The Texas Board of Chiropractic Examiners has just adopted a new rule laying out specific criteria for all doctors of chiropractic with regard to how they must conduct examinations, make diagnoses and treatment plans and document their services. You can read the text of newly adopted Board Rule 80.5 by going to the TBCE’s web site.
The new rule has incorporated documentation guidelines that have previously been established by the American Chiropractic Association’s Clinical Documentation Manual, the American Medical Association’s CPT Code Book, the 1997 Documentation Guidelines for Evaluation and Management Services and the Chiropractic Service Manual Guidelines set forth by CMS.

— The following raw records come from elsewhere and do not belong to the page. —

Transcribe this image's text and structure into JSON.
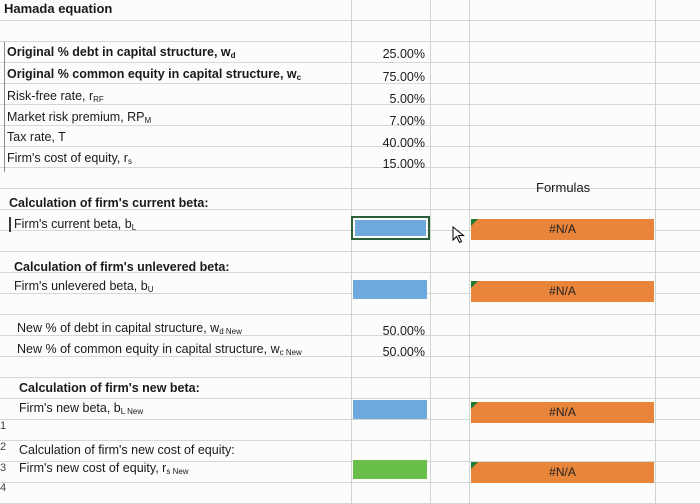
{
  "title": "Hamada equation",
  "inputs": [
    {
      "label": "Original % debt in capital structure, w",
      "sub": "d",
      "value": "25.00%"
    },
    {
      "label": "Original % common equity in capital structure, w",
      "sub": "c",
      "value": "75.00%"
    },
    {
      "label": "Risk-free rate, r",
      "sub": "RF",
      "value": "5.00%"
    },
    {
      "label": "Market risk premium, RP",
      "sub": "M",
      "value": "7.00%"
    },
    {
      "label": "Tax rate, T",
      "sub": "",
      "value": "40.00%"
    },
    {
      "label": "Firm's cost of equity, r",
      "sub": "s",
      "value": "15.00%"
    }
  ],
  "formulas_header": "Formulas",
  "current_beta": {
    "heading": "Calculation of firm's current beta:",
    "label": "Firm's current beta, b",
    "sub": "L",
    "formula": "#N/A"
  },
  "unlevered_beta": {
    "heading": "Calculation of firm's unlevered beta:",
    "label": "Firm's unlevered beta, b",
    "sub": "U",
    "formula": "#N/A"
  },
  "new_structure": [
    {
      "label": "New % of debt in capital structure, w",
      "sub": "d New",
      "value": "50.00%"
    },
    {
      "label": "New % of common equity in capital structure, w",
      "sub": "c New",
      "value": "50.00%"
    }
  ],
  "new_beta": {
    "heading": "Calculation of firm's new beta:",
    "label": "Firm's new beta, b",
    "sub": "L New",
    "formula": "#N/A"
  },
  "new_cost": {
    "heading": "Calculation of firm's new cost of equity:",
    "label": "Firm's new cost of equity, r",
    "sub": "s New",
    "formula": "#N/A"
  },
  "row_numbers": [
    "1",
    "2",
    "3",
    "4"
  ],
  "colors": {
    "blue": "#6fa8dc",
    "green": "#6abf4b",
    "orange": "#e8853a",
    "corner": "#1f7a33"
  }
}
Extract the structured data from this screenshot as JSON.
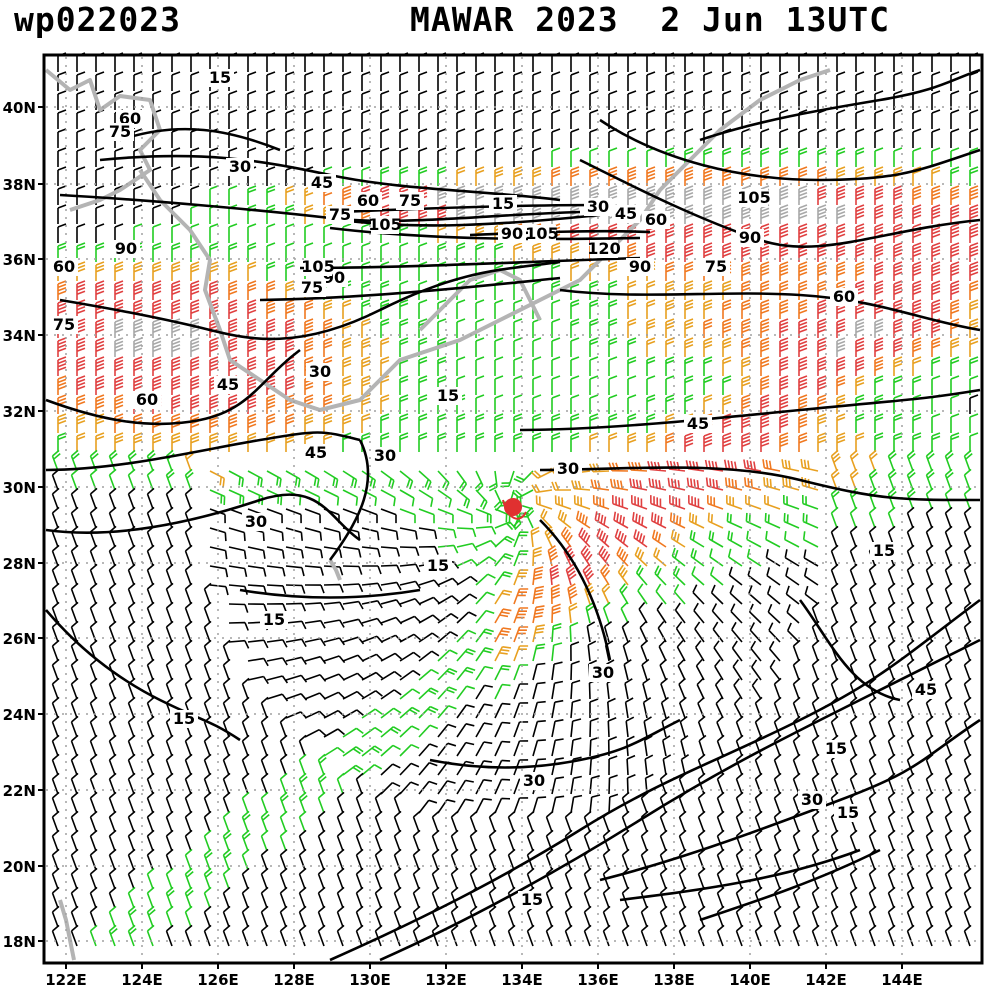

Under the TBCE’s new rule all patient records for an initial visit must include: patient history, description of symptomatology or wellness care, exam findings, including imaging and lab records when clinically indicated, diagnosis, prognosis, assessment(s), treatment plan, treatment provided or recommended and, periodic reassessment(s) when appropriate (minimum of once per CY). Each patient’s visit following the initial visit will be considered a “subsequent visit” unless there is a new illness or injury. The following information must be reported in each patient’s file on each subsequent visit: (1) an updated history including a review of chief complaint(s) and changes, if any, since last visit, (2) a physical examination including examination of the area(s) involved in the diagnosis and an assessment of any change in the patient’s condition since the last visit, and (3) the treatment provided – including (1) documentation of treatment provided, (2) documentation of patient’s response to the treatment on the date of service, and (3) change(s) in the treatment plan or planned referrals, if indicated.
Texas doctors should immediately take care to implement changes to your practice protocols if they vary, at all, from the requirements of the board’s new rule, as summarized above. It is anticipated that the board will begin reviewing doctor’s documentation in all enforcement cases pending before the board. Failure to implement and adhere to these expanded documentation protocols can result in adverse sanctions against a doctor’s license. Not being aware of the new rule’s requirements will not be a valid defense.